Schwer zu entscheiden, was der Interviewte meinte. Wahrscheinlich weiß er es selber nicht so genau und wollte seinen Worten nur etwas Tiefe verleihen. Ich vermute mal, Till Brönner hat irgendwann einmal mitbekommen, dass die gebildete Masse immer betreten schweigt, wenn jemand was mit Nazis sagt und er verwechselt "bedeutungsvoll" mit "bedeutungsschwanger". Also wollte er auch mal etwas bedeutungsvolles sagen, es ist aber nur etwas bedeutungsschwangeres geworden, irgendwas mit Nazis ...

Von Till Brönner und seiner Musik weiß ich nur, dass mich einmal auf einer Zugfahrt jemand minutenlang damit belästigte, er habe das neue Album mit Weihnachtsmusik von Till Brönner.
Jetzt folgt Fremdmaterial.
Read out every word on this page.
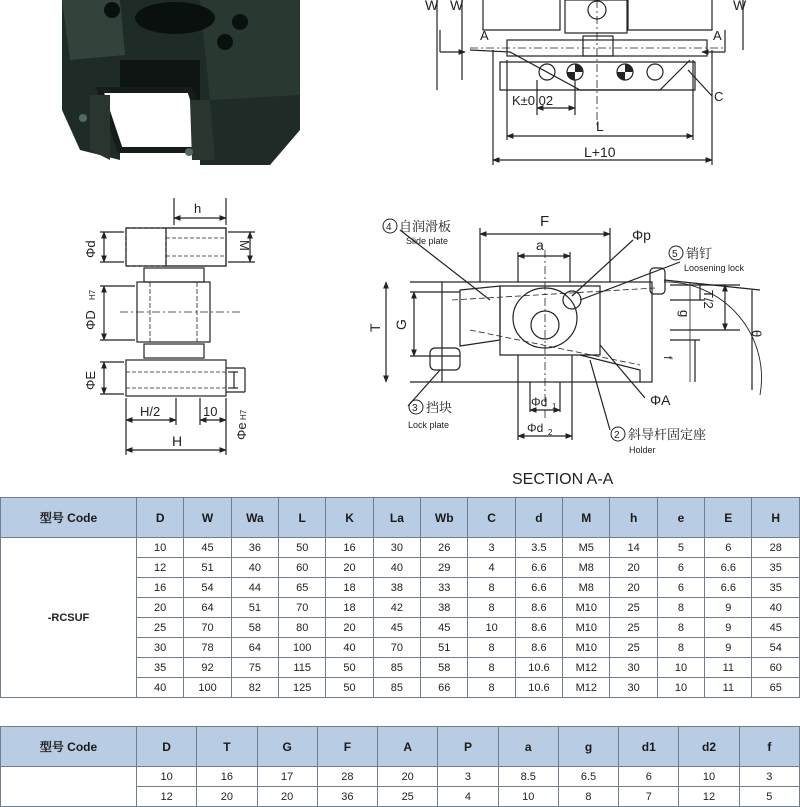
W W	W
A	A
K±0.02
L
L+10
C
h
Φd	M
ΦD
H7
ΦE
H/2	10
Φe
H7
H
F
a
Φp
T G
g
T/2
θ
f
Φd 1
Φd 2
ΦA
4 自润滑板
Slide plate
5 销钉
Loosening lock
3 挡块
Lock plate
2 斜导杆固定座
Holder
SECTION A-A
型号 Code	D	W	Wa	L	K	La	Wb	C	d	M	h	e	E	H
-RCSUF	10	45	36	50	16	30	26	3	3.5	M5	14	5	6	28
	12	51	40	60	20	40	29	4	6.6	M8	20	6	6.6	35
	16	54	44	65	18	38	33	8	6.6	M8	20	6	6.6	35
	20	64	51	70	18	42	38	8	8.6	M10	25	8	9	40
	25	70	58	80	20	45	45	10	8.6	M10	25	8	9	45
	30	78	64	100	40	70	51	8	8.6	M10	25	8	9	54
	35	92	75	115	50	85	58	8	10.6	M12	30	10	11	60
	40	100	82	125	50	85	66	8	10.6	M12	30	10	11	65
型号 Code	D	T	G	F	A	P	a	g	d1	d2	f
	10	16	17	28	20	3	8.5	6.5	6	10	3
	12	20	20	36	25	4	10	8	7	12	5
Auf meine Erwiderung, dass ich mir irgendwie nicht vorstellen könne, Caspar Brötzmann mache Weihnachtsmusik, kam die beleidigte Antwort, dass ich da wohl was verwechseln würde, ich wurde dann aber den Rest der Fahrt in Ruhe gelassen.

Vielleicht tue ich Till Brönner ja Unrecht und er ist trotz Dampfschwafelei ein richtig  guter Musiker der interessante Jazz-Alben veröffentlicht. Ich werde es wohl nie erfahren.

Insofern: Danke Caspar Brötzmann!



* Hier gibts keinen Link zu dem Spiegel-Online-Artikel, weil die auch dieses neue Leistungsschutzrecht unterstützen. Wen's interessiert, was da auf SPON geschwafelt wird, der sollte sich dort selber durchwühlen. Ich will mich nicht strafbar machen, indem ich aus versehen zu viel zitiere und verlinke.